The NHL was not in the cards for Matteau this year as he spent the entire season in St. John’s with the IceCaps. While he showed flashes of what his top potential could be, his lack of discipline and inconsistent effort put a damper on what could have been a great season for 23-year-old.

Matteau was at his best this year when he had his head on straight and didn’t stray over the line with his physical play. Standing 6’2’’ and 220 lbs., he was an ideal power forward for the IceCaps, unafraid to throw hits and get involved physically. His imposing stature worked best along the boards, as he was able to shield the puck and keep the play moving in the dirty areas of the ice. Coupled with a soft pair of hands and some decent puck-handling skills, when he was on his game he was not an easy player to contain. Using his body as a screen, his presence in front of the net was a nightmare for opposing goalies, and tip-ins and redirects became a big part of his game.

His speed allows him to get into the zone with ease and blow by defenders due to his long strides, often creating odd-man rushes. There he could also showcase his play-making ability, however, he was much more suited to be the triggerman on these rushes as he possesses a howitzer of a shot. He gets his snap shot off quickly, with velocity behind it, and almost always looked for the corners of the net to put the puck in, making it difficult for goalies to get a glove or blocker on.

Much like his linemates Max Friberg and Jacob de la Rose, Matteau became a utility player for Sylvain Lefebvre this season. He and his line took the toughest matchups against opposing teams night in and night out. They also got time on the power play, in addition to serving on the penalty kill. How did Matteau respond to the added responsibilities in the playoffs? With three goals in four games while eating tough minutes against the Syracuse Crunch.

The issue with Matteau this year wasn’t a lack of skill but consistently utilizing his strong assets and not taking the night off. Over the course of the season Matteau had scoreless streaks of five, eight, and 10 games, and those often coincided with a large amount of penalty minutes. It’s understandable that it isn’t easy to score goals in pro hockey, but on a team that desperately needed someone to step up at various points of the year, Matteau often disappointed in that respect.

Discipline has been a long-standing problem for the young forward. With 122 penalty minutes this year, Matteau put his team at a serious disadvantage with reckless play and abuse of officials. Much like Bobby Farnham, Matteau wasn’t always one to agree with an official’s call, and would berate them on the way to serve his penalty having a 10-minute misconduct tacked on.

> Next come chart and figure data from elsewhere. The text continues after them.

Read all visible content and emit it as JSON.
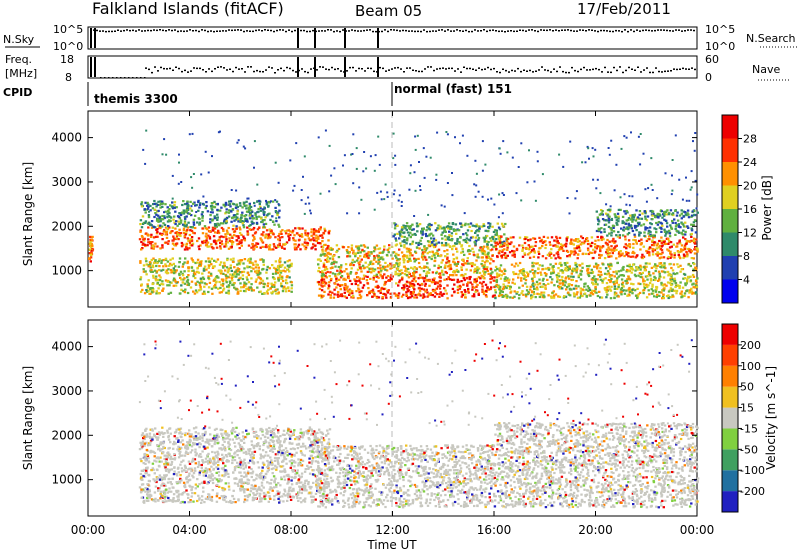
{
  "header": {
    "station": "Falkland Islands (fitACF)",
    "beam": "Beam 05",
    "date": "17/Feb/2011"
  },
  "summary_panels": {
    "nsky_label": "N.Sky",
    "nsky_ticks": [
      "10^5",
      "10^0"
    ],
    "nsearch_label": "N.Search",
    "nsearch_ticks": [
      "10^5",
      "10^0"
    ],
    "freq_label_1": "Freq.",
    "freq_label_2": "[MHz]",
    "freq_ticks": [
      "18",
      "8"
    ],
    "nave_label": "Nave",
    "nave_ticks": [
      "60",
      "0"
    ],
    "cpid_label": "CPID",
    "cpid_segments": [
      {
        "name": "themis 3300",
        "start_hour": 0
      },
      {
        "name": "normal (fast) 151",
        "start_hour": 12
      }
    ]
  },
  "chart_data": [
    {
      "type": "heatmap",
      "parameter": "Power",
      "colorbar_label": "Power [dB]",
      "colorbar_ticks": [
        "4",
        "8",
        "12",
        "16",
        "20",
        "24",
        "28"
      ],
      "colorbar_colors": [
        "#0000ee",
        "#2040b0",
        "#2f8a6a",
        "#60b040",
        "#e0d020",
        "#ff9000",
        "#ff3000",
        "#ee0000"
      ],
      "ylabel": "Slant Range [km]",
      "yticks": [
        1000,
        2000,
        3000,
        4000
      ],
      "ylim": [
        180,
        4600
      ],
      "xlim_hours": [
        0,
        24
      ],
      "echo_regions": [
        {
          "start_hour": 0.0,
          "end_hour": 0.15,
          "range_min_km": 1200,
          "range_max_km": 1800,
          "power_db": 24
        },
        {
          "start_hour": 2.0,
          "end_hour": 9.5,
          "range_min_km": 1500,
          "range_max_km": 2000,
          "power_db": 26
        },
        {
          "start_hour": 2.0,
          "end_hour": 8.0,
          "range_min_km": 500,
          "range_max_km": 1300,
          "power_db": 18
        },
        {
          "start_hour": 2.0,
          "end_hour": 7.5,
          "range_min_km": 2000,
          "range_max_km": 2600,
          "power_db": 10
        },
        {
          "start_hour": 9.0,
          "end_hour": 16.0,
          "range_min_km": 400,
          "range_max_km": 900,
          "power_db": 27
        },
        {
          "start_hour": 9.0,
          "end_hour": 16.0,
          "range_min_km": 900,
          "range_max_km": 1600,
          "power_db": 20
        },
        {
          "start_hour": 12.0,
          "end_hour": 16.5,
          "range_min_km": 1600,
          "range_max_km": 2100,
          "power_db": 12
        },
        {
          "start_hour": 16.0,
          "end_hour": 24.0,
          "range_min_km": 1300,
          "range_max_km": 1800,
          "power_db": 25
        },
        {
          "start_hour": 16.0,
          "end_hour": 24.0,
          "range_min_km": 400,
          "range_max_km": 1200,
          "power_db": 18
        },
        {
          "start_hour": 20.0,
          "end_hour": 24.0,
          "range_min_km": 1800,
          "range_max_km": 2400,
          "power_db": 10
        }
      ]
    },
    {
      "type": "heatmap",
      "parameter": "Velocity",
      "colorbar_label": "Velocity [m s^-1]",
      "colorbar_ticks": [
        "200",
        "100",
        "50",
        "15",
        "-15",
        "-50",
        "-100",
        "-200"
      ],
      "colorbar_colors": [
        "#2020c0",
        "#2070a0",
        "#40a060",
        "#80d040",
        "#c8c8c0",
        "#f0c020",
        "#ff8000",
        "#ff4000",
        "#ee0000"
      ],
      "ylabel": "Slant Range [km]",
      "yticks": [
        1000,
        2000,
        3000,
        4000
      ],
      "ylim": [
        180,
        4600
      ],
      "xlim_hours": [
        0,
        24
      ],
      "xticks": [
        "00:00",
        "04:00",
        "08:00",
        "12:00",
        "16:00",
        "20:00",
        "00:00"
      ],
      "xlabel": "Time UT",
      "echo_regions": [
        {
          "start_hour": 2.0,
          "end_hour": 9.5,
          "range_min_km": 500,
          "range_max_km": 2200,
          "velocity": 0
        },
        {
          "start_hour": 9.0,
          "end_hour": 16.0,
          "range_min_km": 400,
          "range_max_km": 1800,
          "velocity": 0
        },
        {
          "start_hour": 16.0,
          "end_hour": 24.0,
          "range_min_km": 400,
          "range_max_km": 2300,
          "velocity": 0
        }
      ]
    }
  ]
}
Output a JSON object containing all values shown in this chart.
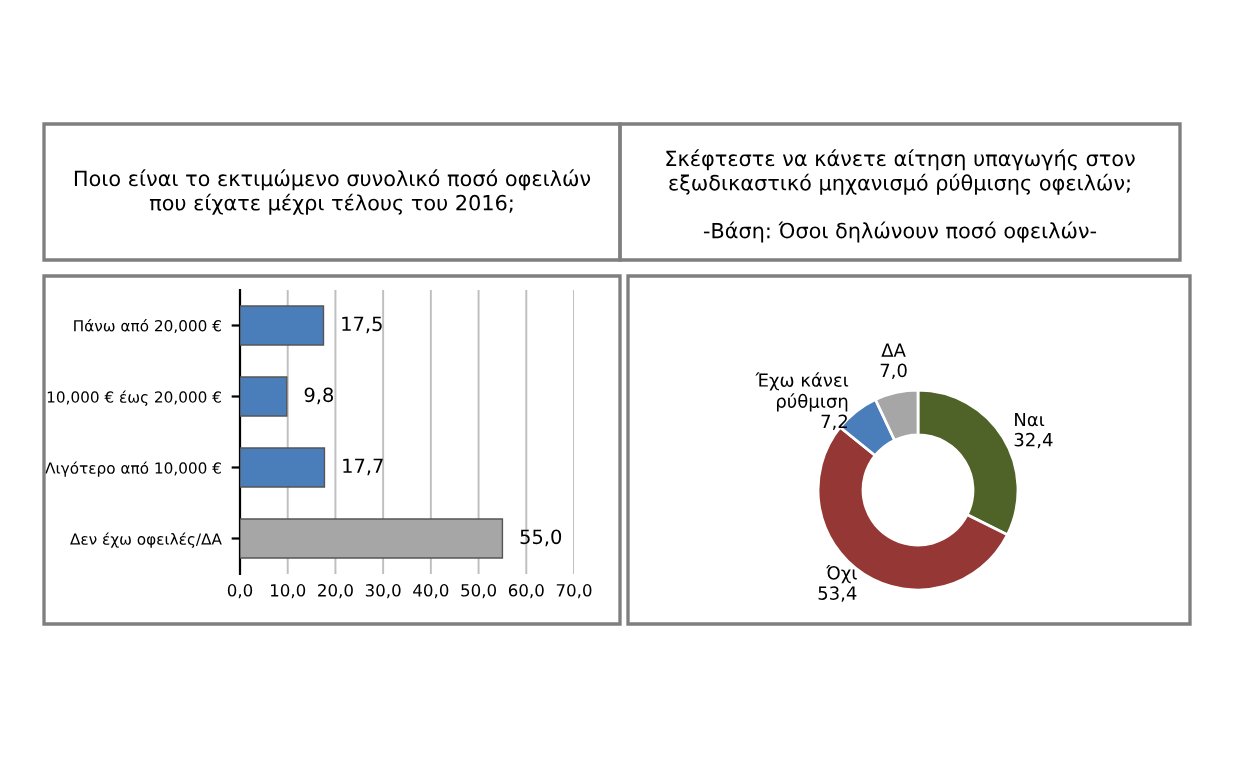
{
  "chart_data": [
    {
      "type": "bar",
      "orientation": "horizontal",
      "title": "Ποιο είναι το εκτιμώμενο συνολικό ποσό οφειλών\nπου είχατε μέχρι τέλους του 2016;",
      "categories": [
        "Πάνω από 20,000 €",
        "10,000 € έως 20,000 €",
        "Λιγότερο από 10,000 €",
        "Δεν έχω οφειλές/ΔΑ"
      ],
      "values": [
        17.5,
        9.8,
        17.7,
        55.0
      ],
      "colors": [
        "#4a7ebb",
        "#4a7ebb",
        "#4a7ebb",
        "#a6a6a6"
      ],
      "value_labels": [
        "17,5",
        "9,8",
        "17,7",
        "55,0"
      ],
      "xlim": [
        0,
        70
      ],
      "xticks": [
        {
          "value": 0,
          "label": "0,0"
        },
        {
          "value": 10,
          "label": "10,0"
        },
        {
          "value": 20,
          "label": "20,0"
        },
        {
          "value": 30,
          "label": "30,0"
        },
        {
          "value": 40,
          "label": "40,0"
        },
        {
          "value": 50,
          "label": "50,0"
        },
        {
          "value": 60,
          "label": "60,0"
        },
        {
          "value": 70,
          "label": "70,0"
        }
      ],
      "grid": "x"
    },
    {
      "type": "donut",
      "title": "Σκέφτεστε να κάνετε αίτηση υπαγωγής στον\nεξωδικαστικό μηχανισμό ρύθμισης οφειλών;",
      "subtitle": "-Βάση: Όσοι δηλώνουν ποσό οφειλών-",
      "categories": [
        "Ναι",
        "Όχι",
        "Έχω κάνει\nρύθμιση",
        "ΔΑ"
      ],
      "values": [
        32.4,
        53.4,
        7.2,
        7.0
      ],
      "colors": [
        "#4f6228",
        "#953735",
        "#4a7ebb",
        "#a6a6a6"
      ],
      "value_labels": [
        "32,4",
        "53,4",
        "7,2",
        "7,0"
      ]
    }
  ]
}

Add in that sometimes he is prone to seeking revenge for a hit earlier in the game, and often making a rash decision that leads to more penalties being called, or in his case another suspension being levied against him.

If he could tap into his playoff mode during the regular season he’d be a major piece going forward in Laval, and possibly even Montreal. However, the fact remains he didn’t prove this year that he deserves an NHL roster spot, and that could spell the end of his time with the Canadiens organization.

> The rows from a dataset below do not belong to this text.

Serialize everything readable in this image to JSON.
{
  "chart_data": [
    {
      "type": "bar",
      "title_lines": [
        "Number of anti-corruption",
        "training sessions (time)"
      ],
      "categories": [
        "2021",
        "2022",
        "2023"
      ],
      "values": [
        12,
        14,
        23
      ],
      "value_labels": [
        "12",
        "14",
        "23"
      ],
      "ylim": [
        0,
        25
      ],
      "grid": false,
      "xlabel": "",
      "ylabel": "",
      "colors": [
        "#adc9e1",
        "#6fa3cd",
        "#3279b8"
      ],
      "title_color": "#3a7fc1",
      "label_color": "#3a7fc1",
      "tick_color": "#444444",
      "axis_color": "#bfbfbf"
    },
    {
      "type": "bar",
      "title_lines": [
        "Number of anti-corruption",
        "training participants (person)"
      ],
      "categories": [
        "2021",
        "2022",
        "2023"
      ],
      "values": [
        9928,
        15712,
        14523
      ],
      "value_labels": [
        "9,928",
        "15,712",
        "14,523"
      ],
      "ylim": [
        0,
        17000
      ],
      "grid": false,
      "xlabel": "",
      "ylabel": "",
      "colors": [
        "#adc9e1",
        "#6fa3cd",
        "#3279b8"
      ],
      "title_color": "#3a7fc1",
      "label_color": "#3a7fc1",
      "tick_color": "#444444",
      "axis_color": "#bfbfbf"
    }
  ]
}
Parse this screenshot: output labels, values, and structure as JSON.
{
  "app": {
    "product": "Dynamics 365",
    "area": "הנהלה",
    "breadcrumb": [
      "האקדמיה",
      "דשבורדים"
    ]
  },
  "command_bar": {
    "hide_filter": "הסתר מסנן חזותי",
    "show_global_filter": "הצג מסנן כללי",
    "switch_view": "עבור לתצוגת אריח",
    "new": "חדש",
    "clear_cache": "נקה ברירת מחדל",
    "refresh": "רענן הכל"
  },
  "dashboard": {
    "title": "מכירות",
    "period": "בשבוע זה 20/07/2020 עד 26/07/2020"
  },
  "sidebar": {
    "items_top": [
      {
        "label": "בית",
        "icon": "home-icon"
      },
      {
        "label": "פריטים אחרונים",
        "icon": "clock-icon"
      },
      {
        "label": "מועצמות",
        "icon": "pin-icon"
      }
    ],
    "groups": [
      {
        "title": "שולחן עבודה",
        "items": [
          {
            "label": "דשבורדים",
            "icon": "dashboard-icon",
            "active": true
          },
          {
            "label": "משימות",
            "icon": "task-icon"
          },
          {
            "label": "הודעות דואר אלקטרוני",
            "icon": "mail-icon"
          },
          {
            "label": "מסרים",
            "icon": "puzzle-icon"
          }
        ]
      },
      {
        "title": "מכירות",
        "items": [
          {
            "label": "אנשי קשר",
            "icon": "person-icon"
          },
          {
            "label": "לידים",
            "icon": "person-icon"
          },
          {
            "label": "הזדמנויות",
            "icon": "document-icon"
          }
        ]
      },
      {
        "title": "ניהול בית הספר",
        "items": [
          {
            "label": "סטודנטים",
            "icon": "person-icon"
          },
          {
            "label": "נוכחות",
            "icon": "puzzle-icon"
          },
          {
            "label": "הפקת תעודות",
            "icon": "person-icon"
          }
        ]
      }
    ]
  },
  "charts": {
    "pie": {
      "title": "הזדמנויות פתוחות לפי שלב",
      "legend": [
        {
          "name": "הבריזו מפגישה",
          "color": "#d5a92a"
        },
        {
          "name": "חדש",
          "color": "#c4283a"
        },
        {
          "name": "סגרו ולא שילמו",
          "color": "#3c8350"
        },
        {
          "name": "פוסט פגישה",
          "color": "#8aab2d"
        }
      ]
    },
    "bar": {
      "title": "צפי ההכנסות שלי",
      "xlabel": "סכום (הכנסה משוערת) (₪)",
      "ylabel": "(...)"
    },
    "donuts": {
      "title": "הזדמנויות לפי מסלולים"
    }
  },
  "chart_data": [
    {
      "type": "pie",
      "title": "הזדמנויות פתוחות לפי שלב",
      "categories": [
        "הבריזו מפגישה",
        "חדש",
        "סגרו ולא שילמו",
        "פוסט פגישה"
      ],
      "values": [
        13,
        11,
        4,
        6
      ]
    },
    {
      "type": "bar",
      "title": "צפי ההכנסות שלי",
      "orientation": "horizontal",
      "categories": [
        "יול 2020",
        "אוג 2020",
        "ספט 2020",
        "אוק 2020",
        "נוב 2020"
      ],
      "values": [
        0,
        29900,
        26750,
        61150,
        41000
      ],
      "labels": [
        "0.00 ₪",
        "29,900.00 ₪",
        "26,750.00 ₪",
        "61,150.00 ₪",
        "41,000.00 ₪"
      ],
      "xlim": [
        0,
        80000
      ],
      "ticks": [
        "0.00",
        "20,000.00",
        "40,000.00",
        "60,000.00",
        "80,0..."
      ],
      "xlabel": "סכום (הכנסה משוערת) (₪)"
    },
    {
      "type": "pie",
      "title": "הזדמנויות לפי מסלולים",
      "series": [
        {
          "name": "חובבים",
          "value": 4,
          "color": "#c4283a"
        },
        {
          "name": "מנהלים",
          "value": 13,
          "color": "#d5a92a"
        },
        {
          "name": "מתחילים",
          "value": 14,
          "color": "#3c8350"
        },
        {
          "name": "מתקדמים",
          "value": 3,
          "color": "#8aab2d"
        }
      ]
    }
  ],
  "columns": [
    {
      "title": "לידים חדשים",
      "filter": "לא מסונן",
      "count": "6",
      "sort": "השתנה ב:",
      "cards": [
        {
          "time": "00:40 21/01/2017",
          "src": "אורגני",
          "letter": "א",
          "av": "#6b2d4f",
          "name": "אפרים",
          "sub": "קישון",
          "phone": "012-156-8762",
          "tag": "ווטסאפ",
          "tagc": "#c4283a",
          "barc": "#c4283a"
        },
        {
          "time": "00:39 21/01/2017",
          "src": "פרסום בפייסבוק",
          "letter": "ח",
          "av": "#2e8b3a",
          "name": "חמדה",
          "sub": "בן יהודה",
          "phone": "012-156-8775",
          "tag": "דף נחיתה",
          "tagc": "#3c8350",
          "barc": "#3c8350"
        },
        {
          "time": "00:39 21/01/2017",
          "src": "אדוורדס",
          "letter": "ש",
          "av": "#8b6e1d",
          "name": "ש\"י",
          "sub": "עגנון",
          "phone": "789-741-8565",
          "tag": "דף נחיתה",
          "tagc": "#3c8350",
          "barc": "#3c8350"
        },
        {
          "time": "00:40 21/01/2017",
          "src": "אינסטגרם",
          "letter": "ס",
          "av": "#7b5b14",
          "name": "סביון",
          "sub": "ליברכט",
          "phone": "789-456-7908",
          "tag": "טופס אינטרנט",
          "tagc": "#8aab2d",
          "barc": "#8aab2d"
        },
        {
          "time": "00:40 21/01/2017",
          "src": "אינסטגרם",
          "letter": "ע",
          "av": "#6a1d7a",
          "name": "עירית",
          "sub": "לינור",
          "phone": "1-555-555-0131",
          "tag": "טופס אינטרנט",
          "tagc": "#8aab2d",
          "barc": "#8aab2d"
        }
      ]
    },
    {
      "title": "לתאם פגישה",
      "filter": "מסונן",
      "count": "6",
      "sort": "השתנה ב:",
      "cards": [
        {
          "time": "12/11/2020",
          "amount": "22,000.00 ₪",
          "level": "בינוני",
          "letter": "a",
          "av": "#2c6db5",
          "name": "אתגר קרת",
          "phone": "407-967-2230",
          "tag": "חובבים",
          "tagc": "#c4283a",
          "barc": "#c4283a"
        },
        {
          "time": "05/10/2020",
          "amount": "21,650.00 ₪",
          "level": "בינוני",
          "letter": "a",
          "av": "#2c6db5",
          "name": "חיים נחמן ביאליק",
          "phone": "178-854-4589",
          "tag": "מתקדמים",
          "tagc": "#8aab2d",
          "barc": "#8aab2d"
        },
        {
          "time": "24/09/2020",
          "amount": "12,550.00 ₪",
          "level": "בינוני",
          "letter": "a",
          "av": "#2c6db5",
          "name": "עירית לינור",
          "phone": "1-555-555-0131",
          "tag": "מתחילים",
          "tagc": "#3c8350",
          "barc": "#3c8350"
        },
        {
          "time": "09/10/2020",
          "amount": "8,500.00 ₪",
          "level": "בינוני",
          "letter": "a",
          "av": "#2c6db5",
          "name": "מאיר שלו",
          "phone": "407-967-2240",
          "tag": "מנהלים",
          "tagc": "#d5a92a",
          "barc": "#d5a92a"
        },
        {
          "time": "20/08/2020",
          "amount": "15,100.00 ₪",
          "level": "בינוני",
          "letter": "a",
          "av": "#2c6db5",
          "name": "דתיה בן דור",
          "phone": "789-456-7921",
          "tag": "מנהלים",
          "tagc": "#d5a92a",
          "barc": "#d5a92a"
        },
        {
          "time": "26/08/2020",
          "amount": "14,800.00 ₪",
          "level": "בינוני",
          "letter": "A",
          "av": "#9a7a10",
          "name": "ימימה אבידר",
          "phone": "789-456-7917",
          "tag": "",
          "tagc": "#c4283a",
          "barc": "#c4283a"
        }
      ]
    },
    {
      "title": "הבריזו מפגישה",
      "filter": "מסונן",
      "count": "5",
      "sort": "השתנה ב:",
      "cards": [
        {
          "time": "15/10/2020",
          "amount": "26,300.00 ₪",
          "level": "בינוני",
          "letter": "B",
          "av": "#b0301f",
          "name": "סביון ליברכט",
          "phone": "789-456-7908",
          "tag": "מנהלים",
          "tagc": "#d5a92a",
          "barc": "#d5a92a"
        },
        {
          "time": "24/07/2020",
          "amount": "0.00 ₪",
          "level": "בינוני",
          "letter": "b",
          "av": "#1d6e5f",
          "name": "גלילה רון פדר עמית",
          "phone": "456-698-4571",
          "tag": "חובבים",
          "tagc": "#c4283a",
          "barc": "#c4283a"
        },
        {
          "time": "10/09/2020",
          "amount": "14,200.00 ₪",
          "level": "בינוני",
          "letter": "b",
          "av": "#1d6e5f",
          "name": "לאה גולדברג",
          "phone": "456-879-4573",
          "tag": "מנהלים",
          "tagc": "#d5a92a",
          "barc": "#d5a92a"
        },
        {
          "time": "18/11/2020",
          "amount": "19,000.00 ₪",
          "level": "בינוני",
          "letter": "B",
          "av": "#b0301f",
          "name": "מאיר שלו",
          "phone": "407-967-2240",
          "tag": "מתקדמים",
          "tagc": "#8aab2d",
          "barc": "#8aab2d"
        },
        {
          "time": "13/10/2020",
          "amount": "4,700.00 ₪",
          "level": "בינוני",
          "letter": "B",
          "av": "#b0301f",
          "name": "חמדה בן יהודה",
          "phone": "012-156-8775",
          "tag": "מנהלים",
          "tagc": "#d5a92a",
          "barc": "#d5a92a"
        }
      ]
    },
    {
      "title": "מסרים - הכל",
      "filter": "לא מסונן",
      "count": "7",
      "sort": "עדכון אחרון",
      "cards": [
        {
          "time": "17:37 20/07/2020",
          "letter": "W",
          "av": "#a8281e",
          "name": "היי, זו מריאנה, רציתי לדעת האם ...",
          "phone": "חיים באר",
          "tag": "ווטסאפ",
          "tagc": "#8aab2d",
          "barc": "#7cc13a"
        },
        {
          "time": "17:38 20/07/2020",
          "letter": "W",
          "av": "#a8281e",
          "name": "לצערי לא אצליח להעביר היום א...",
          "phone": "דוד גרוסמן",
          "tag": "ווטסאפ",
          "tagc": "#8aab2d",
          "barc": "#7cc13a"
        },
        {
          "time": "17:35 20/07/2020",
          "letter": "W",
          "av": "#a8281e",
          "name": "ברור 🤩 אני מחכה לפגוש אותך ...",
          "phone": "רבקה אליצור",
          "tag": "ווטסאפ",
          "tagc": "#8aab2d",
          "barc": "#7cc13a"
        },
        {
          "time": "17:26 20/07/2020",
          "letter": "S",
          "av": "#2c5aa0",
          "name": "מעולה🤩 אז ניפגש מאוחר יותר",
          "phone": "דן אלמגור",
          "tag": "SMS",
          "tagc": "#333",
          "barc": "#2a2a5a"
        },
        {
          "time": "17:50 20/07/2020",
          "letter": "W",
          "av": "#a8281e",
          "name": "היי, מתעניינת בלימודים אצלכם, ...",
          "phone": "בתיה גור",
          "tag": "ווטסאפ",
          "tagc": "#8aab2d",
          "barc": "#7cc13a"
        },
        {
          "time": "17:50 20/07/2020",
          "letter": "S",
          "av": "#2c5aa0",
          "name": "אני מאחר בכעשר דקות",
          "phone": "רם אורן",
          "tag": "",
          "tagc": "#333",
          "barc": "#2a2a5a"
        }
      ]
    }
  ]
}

If he is brought back next year, he’ll have to mature a bit and become a leader for the Rocket, as they’re going to be in a transitional stage where their top stars may not be available anymore. Max Friberg went home to Sweden, Michael McCarron seems bound for the NHL, and Charles Hudon could very well be in Las Vegas. Those are some big shoes to fill, but if Matteau plays up to what he’s capable of then he can fill a good chunk of that void next year in the AHL.